The key practical difference is the profiler: Firefox Profiler (accessible at profiler.firefox.com) is a standalone shareable tool with superior per-thread filtering. Chrome’s Performance panel is integrated into DevTools and ties more tightly to the rendering pipeline. If your bottleneck is in worker CPU time, profile in Firefox first.

For teams already familiar with Chrome DevTools, the Chrome DevTools Worker Debugging reference covers the equivalent workflow. Checking postMessage Bottleneck Analysis is also useful when worker pauses look healthy but end-to-end latency is still high — often the bottleneck is in serialization cost, not worker computation.

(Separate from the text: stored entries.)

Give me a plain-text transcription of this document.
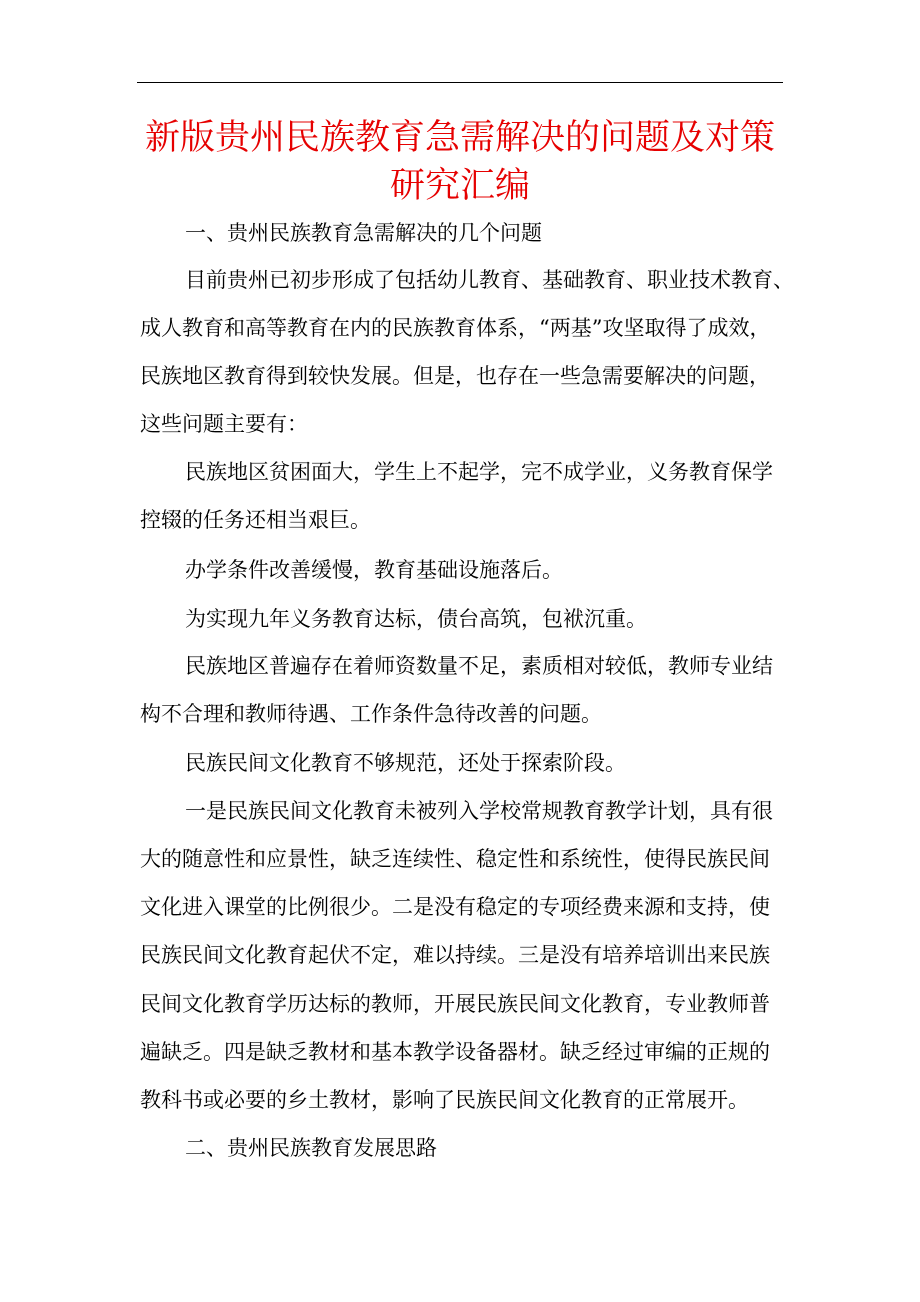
新版贵州民族教育急需解决的问题及对策
研究汇编
一、贵州民族教育急需解决的几个问题
目前贵州已初步形成了包括幼儿教育、基础教育、职业技术教育、
成人教育和高等教育在内的民族教育体系，“两基”攻坚取得了成效，
民族地区教育得到较快发展。但是，也存在一些急需要解决的问题，
这些问题主要有：
民族地区贫困面大，学生上不起学，完不成学业，义务教育保学
控辍的任务还相当艰巨。
办学条件改善缓慢，教育基础设施落后。
为实现九年义务教育达标，债台高筑，包袱沉重。
民族地区普遍存在着师资数量不足，素质相对较低，教师专业结
构不合理和教师待遇、工作条件急待改善的问题。
民族民间文化教育不够规范，还处于探索阶段。
一是民族民间文化教育未被列入学校常规教育教学计划，具有很
大的随意性和应景性，缺乏连续性、稳定性和系统性，使得民族民间
文化进入课堂的比例很少。二是没有稳定的专项经费来源和支持，使
民族民间文化教育起伏不定，难以持续。三是没有培养培训出来民族
民间文化教育学历达标的教师，开展民族民间文化教育，专业教师普
遍缺乏。四是缺乏教材和基本教学设备器材。缺乏经过审编的正规的
教科书或必要的乡土教材，影响了民族民间文化教育的正常展开。
二、贵州民族教育发展思路
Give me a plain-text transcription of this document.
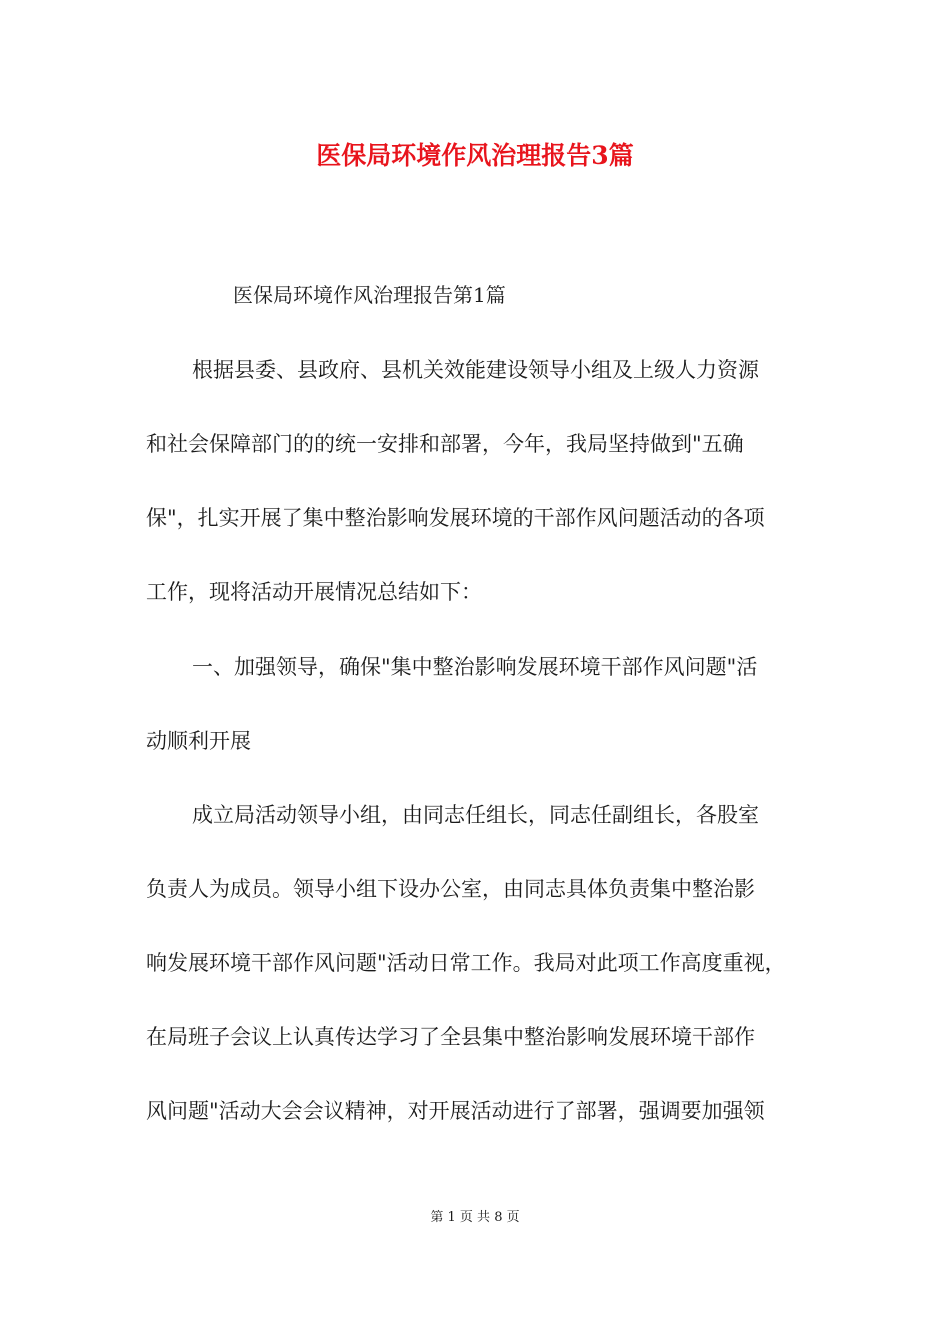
医保局环境作风治理报告3篇
医保局环境作风治理报告第1篇
根据县委、县政府、县机关效能建设领导小组及上级人力资源
和社会保障部门的的统一安排和部署，今年，我局坚持做到"五确
保"，扎实开展了集中整治影响发展环境的干部作风问题活动的各项
工作，现将活动开展情况总结如下：
一、加强领导，确保"集中整治影响发展环境干部作风问题"活
动顺利开展
成立局活动领导小组，由同志任组长，同志任副组长，各股室
负责人为成员。领导小组下设办公室，由同志具体负责集中整治影
响发展环境干部作风问题"活动日常工作。我局对此项工作高度重视，
在局班子会议上认真传达学习了全县集中整治影响发展环境干部作
风问题"活动大会会议精神，对开展活动进行了部署，强调要加强领
第 1 页 共 8 页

Frequently Asked Questions

How do I make a worker appear in the Firefox Debugger's thread list?
The worker must be running when you open DevTools. Open DevTools first, then trigger the code path that calls new Worker(...). If the worker has already terminated, it will not appear. For blob: workers, Firefox shows the URL as blob:... — set your breakpoint in the Sources list before the worker starts to catch initialization.
How do I evaluate an expression in a worker's context in Firefox?
In the DevTools Console, click the context-picker dropdown (it shows ‘Top’ by default) and select the worker thread by name or URL. Any expression you type then runs in that worker’s global scope — self, worker-local variables, and all. The worker does not need to be paused for this to work.
Can Firefox profile individual worker threads separately?
Yes. In the Firefox Profiler (available via the Performance panel or profiler.firefox.com), each thread appears as a separate lane in the timeline. Worker threads are labeled by their script URL. You can filter the flame chart to a single thread to isolate CPU time spent in worker code without main-thread noise.
What is the difference between about:debugging and the Debugger panel for workers?
about:debugging lists all active service workers across all origins and lets you inspect, force-update, or unregister them — it is a global registry, not a per-page tool. The DevTools Debugger panel shows dedicated workers for the current page only, lets you set breakpoints in worker scripts, and is where you pause and step through worker execution.